What is the (categorical) significance of being able to describe the same idea in different ways?

190 Views Asked by At

I'm fairly new to category theory (so forgive me if I misstate a fact), but I have noticed the trend that, quite often a single construction can be re-expressed in "seemingly" different ways. For example, if you have a universal property, then it's likely the case that you have an adjunction. But lurking behind every adjunction is a representable functor somewhere. So, you have your pick! You're free to choose whichever language - universal properties, adjunctions, representability - you prefer. (Not a representability person? No problem! Here's an adjunction for you....) And of course, there's the joke that "all theorems are Yoneda."

Now I put "seemingly" above in quotation marks since, as Saunders Mac Lane noted, "The notion of Kan extensions subsumes all the other fundamental concepts of category theory." And indeed, we learn that

  • (co)limits (and their universal properties) are really Kan extensions
  • every adjunction is really a Kan extension
  • the colimit formula of a pointwise Kan extension involves the category of elements $\int F$ of the functor, say $F$, that you're extending. But $\int F$ is precisely the category that informs us of whether or not $F$ is representable*
  • Yoneda's Lemma is a consequence of the fact that every functor is its own right Kan extension along the identity

In light of this, I'm prompted to ask: What is the significance of having a formalism in which there are a myriad of equivalent ways of saying the same thing?

In other words, what does being able to describe the same ideas in different, yet equivalent, ways tell you about your theory? Does it simply mean you've done a good job? (So, pat yourself on the back!) Or does it mean you're being redundant and should do away with some of your definitions? Or does it mean that something inherently deep/significant is going on?

Any thoughts would be appreciated!

$^*$ $F$ is representable precisely when $\int F$ has an initial (or terminal, depending on the variance of $F$) object.

1

There are 1 best solutions below

0
On BEST ANSWER

Being able to describe the same object in different ways is one of the key ideas in maths. The reason for that is that each different characterization can be useful for different things.
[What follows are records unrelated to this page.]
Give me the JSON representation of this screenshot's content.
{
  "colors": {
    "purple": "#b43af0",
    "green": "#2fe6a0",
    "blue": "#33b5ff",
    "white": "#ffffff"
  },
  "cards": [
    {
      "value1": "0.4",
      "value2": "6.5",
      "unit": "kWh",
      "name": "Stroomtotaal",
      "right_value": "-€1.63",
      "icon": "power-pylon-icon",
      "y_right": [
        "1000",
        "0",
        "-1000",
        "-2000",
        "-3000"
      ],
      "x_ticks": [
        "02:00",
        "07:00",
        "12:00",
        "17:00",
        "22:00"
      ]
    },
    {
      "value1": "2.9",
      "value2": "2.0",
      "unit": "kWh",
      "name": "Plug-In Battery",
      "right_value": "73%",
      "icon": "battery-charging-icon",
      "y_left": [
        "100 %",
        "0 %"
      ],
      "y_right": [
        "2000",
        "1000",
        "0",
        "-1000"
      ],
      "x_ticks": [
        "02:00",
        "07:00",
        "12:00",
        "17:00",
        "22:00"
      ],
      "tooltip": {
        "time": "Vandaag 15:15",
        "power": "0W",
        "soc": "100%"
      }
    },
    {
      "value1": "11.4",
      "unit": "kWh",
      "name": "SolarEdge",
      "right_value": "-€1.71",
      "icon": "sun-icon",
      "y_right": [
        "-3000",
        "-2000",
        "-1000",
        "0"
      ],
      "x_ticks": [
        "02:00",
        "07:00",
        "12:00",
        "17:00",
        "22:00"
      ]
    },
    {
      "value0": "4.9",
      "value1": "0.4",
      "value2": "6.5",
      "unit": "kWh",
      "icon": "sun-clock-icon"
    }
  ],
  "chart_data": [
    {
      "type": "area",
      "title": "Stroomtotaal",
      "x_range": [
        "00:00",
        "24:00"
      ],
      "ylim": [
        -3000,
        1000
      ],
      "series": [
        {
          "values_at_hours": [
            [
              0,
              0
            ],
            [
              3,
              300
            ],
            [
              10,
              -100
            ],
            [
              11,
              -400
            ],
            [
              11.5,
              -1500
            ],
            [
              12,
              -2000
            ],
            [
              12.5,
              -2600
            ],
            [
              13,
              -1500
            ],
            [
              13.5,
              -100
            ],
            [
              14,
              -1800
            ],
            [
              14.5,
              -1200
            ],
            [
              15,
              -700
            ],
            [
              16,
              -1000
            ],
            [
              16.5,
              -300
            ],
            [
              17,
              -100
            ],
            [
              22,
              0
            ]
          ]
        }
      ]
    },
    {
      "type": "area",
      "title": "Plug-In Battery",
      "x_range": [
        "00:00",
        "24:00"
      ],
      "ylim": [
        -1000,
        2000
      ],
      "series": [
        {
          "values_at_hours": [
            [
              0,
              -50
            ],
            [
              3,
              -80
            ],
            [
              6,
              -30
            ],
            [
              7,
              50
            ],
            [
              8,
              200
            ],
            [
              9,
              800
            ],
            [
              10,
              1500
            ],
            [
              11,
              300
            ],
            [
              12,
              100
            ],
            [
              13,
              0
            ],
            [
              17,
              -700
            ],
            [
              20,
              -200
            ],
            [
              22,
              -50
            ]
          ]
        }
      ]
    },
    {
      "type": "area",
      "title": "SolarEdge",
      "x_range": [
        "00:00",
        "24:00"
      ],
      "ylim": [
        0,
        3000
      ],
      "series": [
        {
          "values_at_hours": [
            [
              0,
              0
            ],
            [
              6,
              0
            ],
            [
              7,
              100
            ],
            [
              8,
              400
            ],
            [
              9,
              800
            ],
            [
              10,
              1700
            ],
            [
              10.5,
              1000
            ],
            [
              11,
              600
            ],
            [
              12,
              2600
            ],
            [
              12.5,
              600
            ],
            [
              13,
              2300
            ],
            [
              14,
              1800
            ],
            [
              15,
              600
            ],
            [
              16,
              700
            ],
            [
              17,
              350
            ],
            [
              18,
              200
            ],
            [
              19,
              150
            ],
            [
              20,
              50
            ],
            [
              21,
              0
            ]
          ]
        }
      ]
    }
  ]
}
For instance it is usually easier to prove that a given functor has an adjoint using the universal property.

On the other hand using the characterization of adjoints as representable functors allows to use yoneda stuff to prove properties about adjoints in an easy way: for instance it is incredibly easy to prove that adjoints to a given functor are naturally isomorphic using the language of representable functors.

Adjoint functors via zig-zag identities are the key to understand the concept of adjoints 1-cell in every 2-category and it is also useful for working with monads.

These are just few examples to show how much it is important having different characterizations of the same concept, I hope they give you the idea.